Figure 4.24 Dust devils moving across the floor of Gusev Crater have been imaged several times by Spirit's Navigational Camera. This dust devil occurred on sol 486 of Spirit's mission and is about 1km from the rover's location. (Image PIA07253, NASA/JPL.)
Adhesion of atmospherically deposited dust on the MPF and MER passive magnets indicates that the dust contains a magnetic component similar to the soils (Section 4.3.2). The global homogeneity of dust suggests a similar composition regardless of location. MPF and MER magnetic investigations suggest that airborne dust has a saturation magnetization of 2 to 4 A m2 (kg soil)-1 (Hviid et al, 1997; Bertelsen et al., 2004). These magnetizations are too high for maghemite particles, leading the investigators to propose magnetite as the dominant magnetic phase in the dust (Bertelsen et al., 2004), a composition consistent with Mossbauer results (Morris et al., 2006).

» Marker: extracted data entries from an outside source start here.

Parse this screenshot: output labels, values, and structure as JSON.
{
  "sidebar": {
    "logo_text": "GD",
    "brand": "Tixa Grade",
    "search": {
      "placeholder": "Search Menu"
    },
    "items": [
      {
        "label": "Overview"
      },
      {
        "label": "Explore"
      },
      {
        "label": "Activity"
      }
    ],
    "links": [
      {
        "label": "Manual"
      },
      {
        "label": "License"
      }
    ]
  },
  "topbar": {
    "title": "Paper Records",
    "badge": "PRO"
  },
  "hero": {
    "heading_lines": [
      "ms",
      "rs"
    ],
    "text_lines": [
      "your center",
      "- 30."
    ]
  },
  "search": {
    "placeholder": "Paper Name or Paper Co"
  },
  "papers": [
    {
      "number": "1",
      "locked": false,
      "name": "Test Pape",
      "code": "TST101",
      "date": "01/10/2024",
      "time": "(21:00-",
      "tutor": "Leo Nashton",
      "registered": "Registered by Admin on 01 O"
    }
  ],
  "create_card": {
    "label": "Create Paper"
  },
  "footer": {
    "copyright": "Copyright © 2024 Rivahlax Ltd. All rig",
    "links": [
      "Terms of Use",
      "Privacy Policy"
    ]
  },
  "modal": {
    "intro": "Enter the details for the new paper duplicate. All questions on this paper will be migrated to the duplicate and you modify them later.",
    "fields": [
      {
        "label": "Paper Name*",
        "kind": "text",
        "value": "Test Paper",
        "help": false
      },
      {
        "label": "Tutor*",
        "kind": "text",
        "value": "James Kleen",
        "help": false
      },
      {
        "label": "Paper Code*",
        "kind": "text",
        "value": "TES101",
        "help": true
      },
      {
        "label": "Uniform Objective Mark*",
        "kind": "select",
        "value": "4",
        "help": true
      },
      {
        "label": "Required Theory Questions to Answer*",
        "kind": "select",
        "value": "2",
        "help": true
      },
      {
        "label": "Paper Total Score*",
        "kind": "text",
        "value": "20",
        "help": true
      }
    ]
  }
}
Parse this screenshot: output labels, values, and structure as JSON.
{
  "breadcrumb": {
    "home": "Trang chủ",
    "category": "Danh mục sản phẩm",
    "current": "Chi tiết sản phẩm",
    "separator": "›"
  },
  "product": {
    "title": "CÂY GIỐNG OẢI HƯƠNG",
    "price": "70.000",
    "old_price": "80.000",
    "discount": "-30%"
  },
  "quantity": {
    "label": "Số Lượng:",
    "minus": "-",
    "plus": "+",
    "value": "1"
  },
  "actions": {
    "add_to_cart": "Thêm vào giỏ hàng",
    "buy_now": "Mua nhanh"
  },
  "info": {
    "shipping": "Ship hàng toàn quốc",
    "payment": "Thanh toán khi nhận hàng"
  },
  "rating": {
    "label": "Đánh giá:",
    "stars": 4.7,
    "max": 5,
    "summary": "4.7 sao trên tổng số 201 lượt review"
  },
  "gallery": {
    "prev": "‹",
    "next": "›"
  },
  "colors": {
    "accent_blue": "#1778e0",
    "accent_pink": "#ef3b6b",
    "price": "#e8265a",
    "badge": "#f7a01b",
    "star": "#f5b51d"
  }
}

Atmospheric transport leads to electrostatic charging of the dust through collisions, particularly in dust storms and dust devils (Ferguson et al., 1999; Zhai et al., 2006). No discharges have been observed in martian dust devils (Krauss et al., 2006), but electrostatic charging may be responsible for the accumulation of dust on rover wheels. Ferguson et al. (1999) estimate that the wheels on MPF's Sojourner rover acquired a charging voltage of ~60-80 V from dust buildup during its traverses. Abrasion of Sojourner's wheels suggests that martian dust has a hardness of 4.3 on the Mohs' scale of hardness, similar to platinum (Ferguson et al., 1999).